Slow risen Pizza Base

Pizza is very popular and a good, crisp and tasty base means a great Pizza.

The best bases are slow risen, using very little yeast, or even better made with a Sourdough Starter. This recipe allows you to make either, and the 24 hour rise ensures lovely dough.

Ingredients

250ml or g Lukewarm Water

A pinch of dried Yeast or 30g Sourdough Starter

A dessertspoon of Olive Oil

380g Strong White Flour or for a softer dough Type 00 flour

1 Teaspoon of Salt

Method

Whisk the Dried Yeast or Sourdough Starter with the water and, when fully combined add the Olive Oil and whisk in.

Mix the Flour and Salt in a bowl then add the liquid, in several stages, bringing together into a dough. Knead lightly with your knuckles then leave for 15 minutes to fully absorb the liquid.
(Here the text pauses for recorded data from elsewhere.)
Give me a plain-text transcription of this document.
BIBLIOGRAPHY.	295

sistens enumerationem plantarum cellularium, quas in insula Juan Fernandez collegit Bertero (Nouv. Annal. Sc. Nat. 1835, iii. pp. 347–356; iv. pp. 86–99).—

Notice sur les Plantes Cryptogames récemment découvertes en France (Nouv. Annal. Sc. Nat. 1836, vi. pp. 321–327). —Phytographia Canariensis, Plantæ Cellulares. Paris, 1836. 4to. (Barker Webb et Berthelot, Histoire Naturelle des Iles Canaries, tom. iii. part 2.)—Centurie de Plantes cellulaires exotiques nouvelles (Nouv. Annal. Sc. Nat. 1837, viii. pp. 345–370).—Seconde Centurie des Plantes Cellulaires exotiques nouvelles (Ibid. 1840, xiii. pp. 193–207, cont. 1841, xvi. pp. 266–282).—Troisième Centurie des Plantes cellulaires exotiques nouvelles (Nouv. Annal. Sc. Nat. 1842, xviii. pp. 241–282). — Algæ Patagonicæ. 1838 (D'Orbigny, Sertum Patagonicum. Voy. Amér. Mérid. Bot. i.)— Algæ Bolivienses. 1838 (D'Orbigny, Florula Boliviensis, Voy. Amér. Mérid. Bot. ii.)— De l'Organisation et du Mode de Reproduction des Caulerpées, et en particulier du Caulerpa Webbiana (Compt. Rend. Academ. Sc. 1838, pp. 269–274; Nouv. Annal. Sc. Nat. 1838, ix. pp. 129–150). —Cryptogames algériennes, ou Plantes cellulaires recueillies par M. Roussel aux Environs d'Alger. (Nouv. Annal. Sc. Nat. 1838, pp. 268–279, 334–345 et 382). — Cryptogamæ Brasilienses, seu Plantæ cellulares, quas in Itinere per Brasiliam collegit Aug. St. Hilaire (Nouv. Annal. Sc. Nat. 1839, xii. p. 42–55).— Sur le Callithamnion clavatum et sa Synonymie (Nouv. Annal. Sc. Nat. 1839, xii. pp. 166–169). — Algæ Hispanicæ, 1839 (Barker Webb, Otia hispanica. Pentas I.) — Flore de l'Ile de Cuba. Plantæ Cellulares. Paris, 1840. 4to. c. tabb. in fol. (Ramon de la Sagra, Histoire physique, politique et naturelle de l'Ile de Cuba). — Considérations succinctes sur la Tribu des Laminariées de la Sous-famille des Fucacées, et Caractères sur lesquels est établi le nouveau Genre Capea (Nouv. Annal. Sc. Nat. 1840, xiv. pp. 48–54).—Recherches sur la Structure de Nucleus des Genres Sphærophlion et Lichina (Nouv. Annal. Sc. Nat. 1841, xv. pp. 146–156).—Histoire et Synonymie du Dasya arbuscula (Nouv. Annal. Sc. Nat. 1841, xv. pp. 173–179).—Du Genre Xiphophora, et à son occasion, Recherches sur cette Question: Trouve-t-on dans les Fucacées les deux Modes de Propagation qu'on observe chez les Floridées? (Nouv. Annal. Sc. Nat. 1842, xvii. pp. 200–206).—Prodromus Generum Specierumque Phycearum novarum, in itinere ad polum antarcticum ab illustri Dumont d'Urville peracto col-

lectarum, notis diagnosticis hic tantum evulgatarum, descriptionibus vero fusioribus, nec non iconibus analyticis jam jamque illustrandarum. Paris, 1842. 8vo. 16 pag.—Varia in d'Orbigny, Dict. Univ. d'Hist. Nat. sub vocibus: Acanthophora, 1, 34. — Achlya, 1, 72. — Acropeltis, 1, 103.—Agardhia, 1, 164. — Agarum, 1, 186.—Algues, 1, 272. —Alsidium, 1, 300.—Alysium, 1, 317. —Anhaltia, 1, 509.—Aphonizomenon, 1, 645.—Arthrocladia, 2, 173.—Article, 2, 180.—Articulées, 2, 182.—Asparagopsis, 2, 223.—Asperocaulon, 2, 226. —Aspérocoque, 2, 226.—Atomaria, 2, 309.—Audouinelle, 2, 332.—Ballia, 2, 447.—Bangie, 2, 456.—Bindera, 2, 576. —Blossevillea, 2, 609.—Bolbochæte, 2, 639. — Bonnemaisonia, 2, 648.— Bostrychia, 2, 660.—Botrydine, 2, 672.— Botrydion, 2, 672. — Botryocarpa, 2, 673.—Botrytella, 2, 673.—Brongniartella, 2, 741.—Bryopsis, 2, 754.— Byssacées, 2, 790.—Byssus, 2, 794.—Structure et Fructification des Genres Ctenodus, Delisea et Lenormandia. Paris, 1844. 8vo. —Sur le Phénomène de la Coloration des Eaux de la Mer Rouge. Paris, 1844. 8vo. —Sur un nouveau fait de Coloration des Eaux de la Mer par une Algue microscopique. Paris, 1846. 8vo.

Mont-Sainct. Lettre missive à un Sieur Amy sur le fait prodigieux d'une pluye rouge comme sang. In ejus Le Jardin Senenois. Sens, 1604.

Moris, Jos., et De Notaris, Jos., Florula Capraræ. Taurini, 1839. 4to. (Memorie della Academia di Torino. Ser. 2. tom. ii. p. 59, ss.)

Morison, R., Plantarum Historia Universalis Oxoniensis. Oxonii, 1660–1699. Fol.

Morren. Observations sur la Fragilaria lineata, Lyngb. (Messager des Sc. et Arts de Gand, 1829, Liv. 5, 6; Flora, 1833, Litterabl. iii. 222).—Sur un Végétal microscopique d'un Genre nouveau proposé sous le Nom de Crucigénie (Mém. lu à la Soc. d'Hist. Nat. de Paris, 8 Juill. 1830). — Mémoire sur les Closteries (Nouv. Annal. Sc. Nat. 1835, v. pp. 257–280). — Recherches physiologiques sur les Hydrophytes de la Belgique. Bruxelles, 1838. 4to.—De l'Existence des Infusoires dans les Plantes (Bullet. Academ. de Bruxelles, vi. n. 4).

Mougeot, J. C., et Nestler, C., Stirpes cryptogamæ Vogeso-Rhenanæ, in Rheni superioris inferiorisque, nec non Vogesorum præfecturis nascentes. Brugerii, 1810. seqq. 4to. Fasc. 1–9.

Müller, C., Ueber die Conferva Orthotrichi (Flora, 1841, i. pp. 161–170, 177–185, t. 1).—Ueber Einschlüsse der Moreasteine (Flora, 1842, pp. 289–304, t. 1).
Knead the dough, in the bowl, for 5 minutes using your knuckles (damping your hand prevents sticking), cover with Clingfilm or a damp cloth and leave for 1 hour.

After the hour fold the dough over in the bowl, take the edges into the middle working all the way round the bowl, and shape into a ball.

Lightly Oil a second bowl and turn the dough into it, seam side down then lightly oil the surface before covering the bowl with Clingfilm and leaving at room temperature for 20-22 hours.

Once the dough has risen, turn it out onto a floured surface, divide in two, lightly flour the balls and place in a covered plastic box for 2 hours to rise again.

Finally turn out and roll the dough into two 10 inch pizzas. Top with the sauces and toppings of your choice and bake for 8-10 minutes at the top of a 220c Oven. A Pizza Stone gives the best result.